Here in South Cornwall.

Found this tree laden with easy to reach crop & a crab apple just dropping the first ripe fruit.

Green Rosie



Joined: 13 May 2007
Posts: 10498
Location: Calvados, France
PostPosted: Sun Aug 25, 13 5:38 pm    Post subject: Reply with quote
    

What do you do with yours? I added some to hedgerow jelly one year but have to admit to preferring the batch without them

OtleyLad



Joined: 13 Jan 2007
Posts: 2737
Location: Otley, West Yorkshire
PostPosted: Mon Aug 26, 13 5:58 am    Post subject: Reply with quote
    

About 30(!!!) years ago I made some Rowanberry wine. It was really good. It was left for well over a year and a beautiful golden colour. Happy memories.

Mistress Rose



Joined: 21 Jul 2011
Posts: 16005

PostPosted: Mon Aug 26, 13 7:31 am    Post subject: Reply with quote
    

I have added them to hedgerow jam.
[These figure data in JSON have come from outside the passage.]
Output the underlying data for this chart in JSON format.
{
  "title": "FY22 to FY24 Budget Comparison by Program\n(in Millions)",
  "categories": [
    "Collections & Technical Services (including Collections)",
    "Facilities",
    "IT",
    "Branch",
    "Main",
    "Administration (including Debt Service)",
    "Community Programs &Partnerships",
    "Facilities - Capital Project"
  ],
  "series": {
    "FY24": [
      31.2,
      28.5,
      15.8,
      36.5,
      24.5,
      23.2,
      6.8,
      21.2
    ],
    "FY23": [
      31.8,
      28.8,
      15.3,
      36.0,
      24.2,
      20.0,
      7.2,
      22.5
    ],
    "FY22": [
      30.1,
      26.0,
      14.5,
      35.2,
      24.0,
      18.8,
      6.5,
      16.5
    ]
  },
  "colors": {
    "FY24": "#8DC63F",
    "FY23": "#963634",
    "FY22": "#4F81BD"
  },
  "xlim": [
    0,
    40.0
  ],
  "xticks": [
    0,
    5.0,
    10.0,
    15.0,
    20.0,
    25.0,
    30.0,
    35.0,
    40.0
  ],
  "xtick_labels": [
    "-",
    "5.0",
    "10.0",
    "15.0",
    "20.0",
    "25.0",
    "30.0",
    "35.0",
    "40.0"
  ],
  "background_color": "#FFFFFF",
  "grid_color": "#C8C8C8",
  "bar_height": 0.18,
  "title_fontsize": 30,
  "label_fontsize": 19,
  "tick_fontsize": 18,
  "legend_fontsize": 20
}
Think some are ripe here, but some aren't quite there yet.

Andrea



Joined: 02 May 2005
Posts: 2260
Location: Portugal
PostPosted: Mon Aug 26, 13 1:49 pm    Post subject: Reply with quote
    

A Finish friend says they dry and grind them, and add to bread flour. I've not tried it yet.
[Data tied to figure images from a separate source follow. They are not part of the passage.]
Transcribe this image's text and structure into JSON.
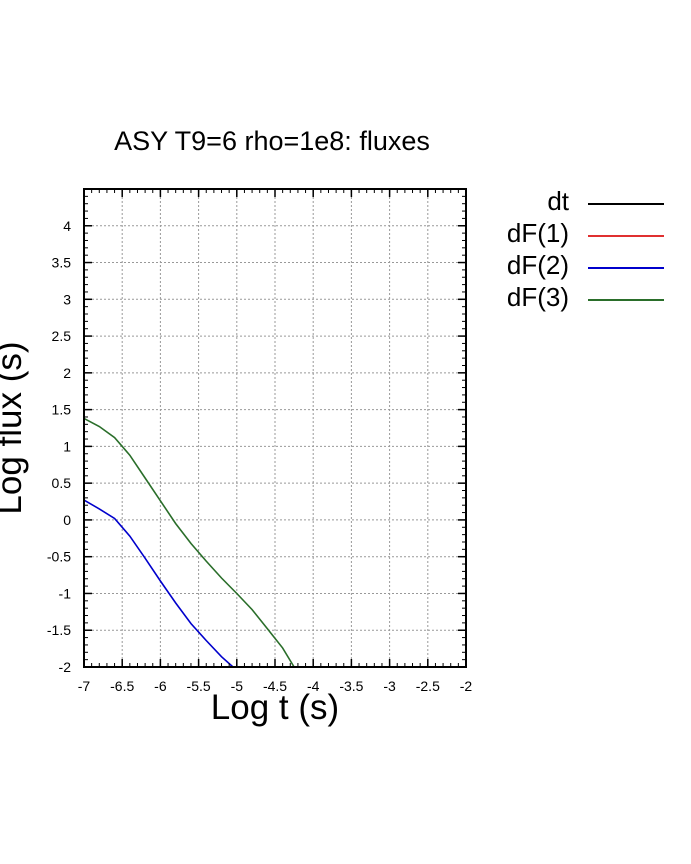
{
  "chart_data": {
    "type": "line",
    "title": "ASY T9=6 rho=1e8: fluxes",
    "xlabel": "Log t (s)",
    "ylabel": "Log flux (s)",
    "xlim": [
      -7,
      -2
    ],
    "ylim": [
      -2,
      4.5
    ],
    "x_ticks": [
      "-7",
      "-6.5",
      "-6",
      "-5.5",
      "-5",
      "-4.5",
      "-4",
      "-3.5",
      "-3",
      "-2.5",
      "-2"
    ],
    "y_ticks": [
      "-2",
      "-1.5",
      "-1",
      "-0.5",
      "0",
      "0.5",
      "1",
      "1.5",
      "2",
      "2.5",
      "3",
      "3.5",
      "4"
    ],
    "grid": true,
    "legend_position": "outside-right-top",
    "series": [
      {
        "name": "dt",
        "color": "#000000",
        "x": [],
        "y": []
      },
      {
        "name": "dF(1)",
        "color": "#e03030",
        "x": [],
        "y": []
      },
      {
        "name": "dF(2)",
        "color": "#0000cc",
        "x": [
          -7.0,
          -6.8,
          -6.6,
          -6.4,
          -6.2,
          -6.0,
          -5.8,
          -5.6,
          -5.4,
          -5.2,
          -5.05
        ],
        "y": [
          0.27,
          0.15,
          0.02,
          -0.22,
          -0.52,
          -0.83,
          -1.13,
          -1.41,
          -1.64,
          -1.86,
          -2.0
        ]
      },
      {
        "name": "dF(3)",
        "color": "#2a6e2a",
        "x": [
          -7.0,
          -6.8,
          -6.6,
          -6.4,
          -6.2,
          -6.0,
          -5.8,
          -5.6,
          -5.4,
          -5.2,
          -5.0,
          -4.8,
          -4.6,
          -4.4,
          -4.25
        ],
        "y": [
          1.38,
          1.27,
          1.12,
          0.88,
          0.57,
          0.26,
          -0.05,
          -0.32,
          -0.56,
          -0.79,
          -1.0,
          -1.22,
          -1.48,
          -1.74,
          -2.0
        ]
      }
    ]
  }
}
I'm afraid that last year I just left them for the birds.

Penny Outskirts



Joined: 18 Sep 2005
Posts: 23385
Location: Planet, not on the....
PostPosted: Mon Aug 26, 13 2:16 pm    Post subject: Reply with quote
    

I made a test bit of Jelly the other day, but it was quite bitter. I think I squished too much pulp out. But it set really well without any additions.

I just used equal weight of honey and juice from berries that had been boiled until they were mushy, then drained for about four hours. Where I went wrong I think was in pushing the juice through the sieve too enthusiastically, and a bit of mush came through too.

Going to have another go today to see if it tastes any better. (with no pushing!)

Mistress Rose



Joined: 21 Jul 2011
Posts: 16005

PostPosted: Tue Aug 27, 13 6:11 am    Post subject: Reply with quote
    

I would extract the juice first than add sugar or honey to taste. The usual method is to use a jelly bag and just let the juice run through. I have used them whole in hedgerow jam, but then they are mixed with less tart things like blackberries. On its own rowen berry jelly is supposed to be eaten with meat like redcurrent.

bushcraftlife



Joined: 06 Oct 2013
Posts: 8

PostPosted: Mon Oct 07, 13 7:02 pm    Post subject: Reply with quote
    

I have just cooked up some rowan and apples for jelly making. Running through a jelly bag tonight. Will post a piccy of the jars tomorrow.

camokid



Joined: 30 Sep 2013
Posts: 27
Location: coventry
PostPosted: Tue Oct 08, 13 6:30 am    Post subject: Reply with quote
    

just made at the weekend crab apple and rowen jelly.. it was really nice with Sunday lunch fresh venison.... only hands that touch that meat are MINE.....grate feeling

VM



Joined: 23 Nov 2007
Posts: 1748
Location: Lincolnshire
PostPosted: Fri Oct 11, 13 11:16 am    Post subject: Reply with quote
    

Yes, re jelly, it is important to just let it drip through and not push it.

Equal weight of crab apples and rowan produces rowan jelly which I have just made. It has a definite, slightly bitter taste, but is good.